How do you usually reward yourself when you make progress towards a goal, and what are some pleasurable activities you could add to your routine?
I'll probably just go out to eat dinner somewhere. Just knowing that I went 90 days when I hit that milestone is reward enough for me.
@YourCaringConfidant absolutely amazing graphic! Let us know if you are able to share it and we can repurpose and share externally too -- I recently made a more detailed one too for a Huddle one I am running.
@SoulfullyAButterfly Thank you. It's actually a template that was in Canva that I just edited. Just search it and you should find it. :)
What challenges have you faced in maintaining motivation towards your goals, and how do you think balancing mastery and pleasure might help?
I think that I definitly fear failing. I think that I also get very overwhelmed easy. can find hard to get the motivation to start when i'm struggling with other things
How do you usually reward yourself when you make progress towards a goal, and what are some pleasurable activities you could add to your routine?

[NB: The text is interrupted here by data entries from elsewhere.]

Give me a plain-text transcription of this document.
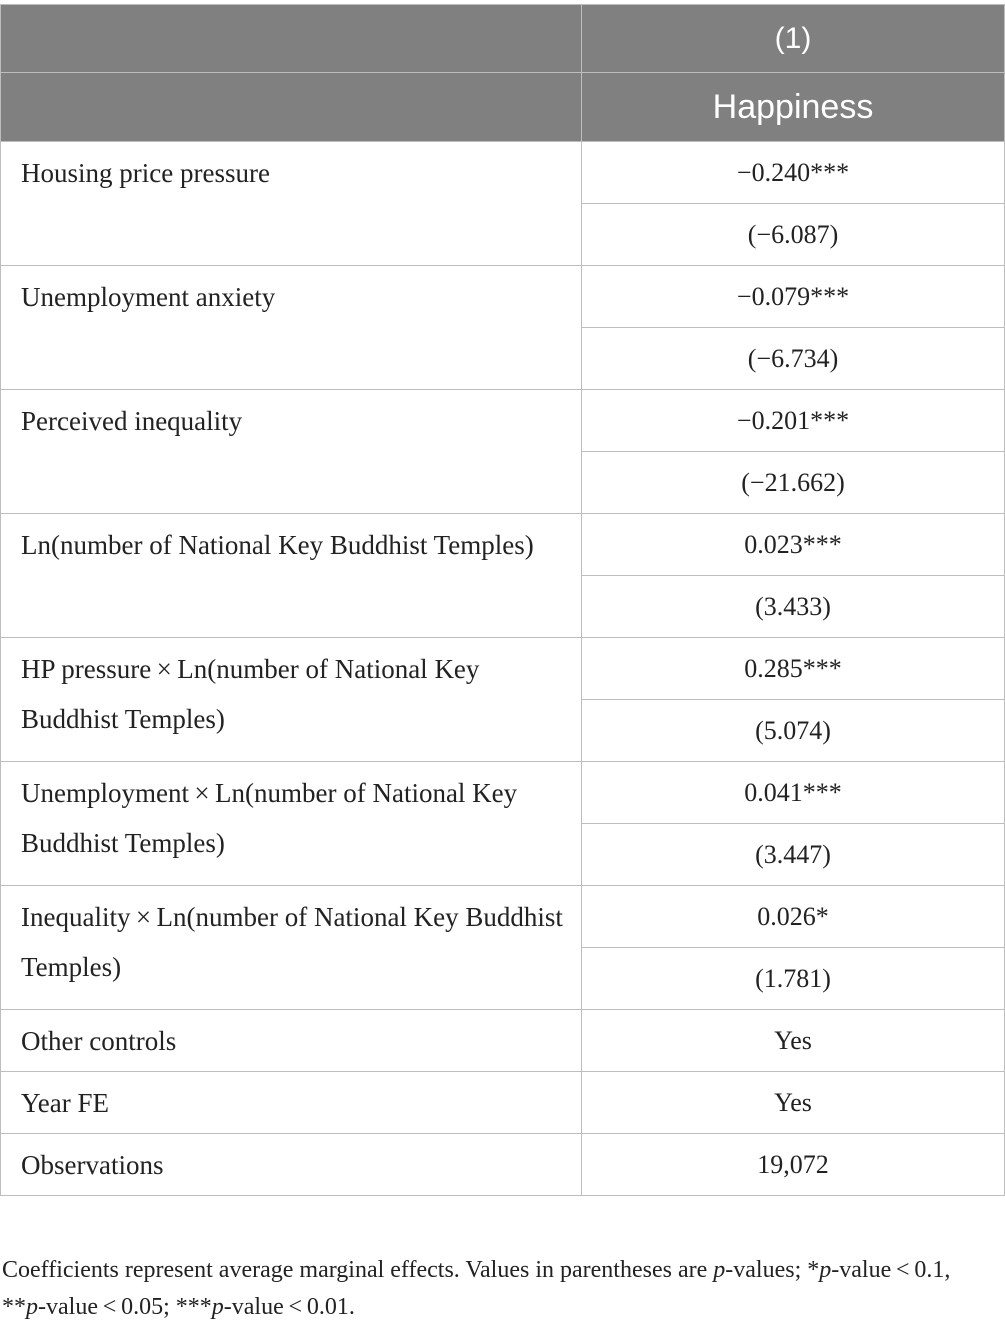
	(1)
	Happiness
Housing price pressure	−0.240***
	(−6.087)
Unemployment anxiety	−0.079***
	(−6.734)
Perceived inequality	−0.201***
	(−21.662)
Ln(number of National Key Buddhist Temples)	0.023***
	(3.433)
HP pressure × Ln(number of National Key Buddhist Temples)	0.285***
	(5.074)
Unemployment × Ln(number of National Key Buddhist Temples)	0.041***
	(3.447)
Inequality × Ln(number of National Key Buddhist Temples)	0.026*
	(1.781)
Other controls	Yes
Year FE	Yes
Observations	19,072
Coefficients represent average marginal effects. Values in parentheses are p-values; *p-value < 0.1, **p-value < 0.05; ***p-value < 0.01.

rewards can celebrating the achievements or giving yourself like a treat!
@SoulfullyAButterfly
What challenges have you faced in maintaining motivation towards your goals, and how do you think balancing mastery and pleasure might help?
Staying motivated can be tough when progress feels slow or when I focus too much on the end goal. So if I can find ways to enjoy the journey, I’d be more likely to stay engaged and keep going, even when progress isn’t as fast as I’d like.
How do you usually reward yourself when you make progress towards a goal, and what are some pleasurable activities you could add to your routine?
I usually reward myself with small treats like a break or a snack or movie time and bigger rewards like a day off.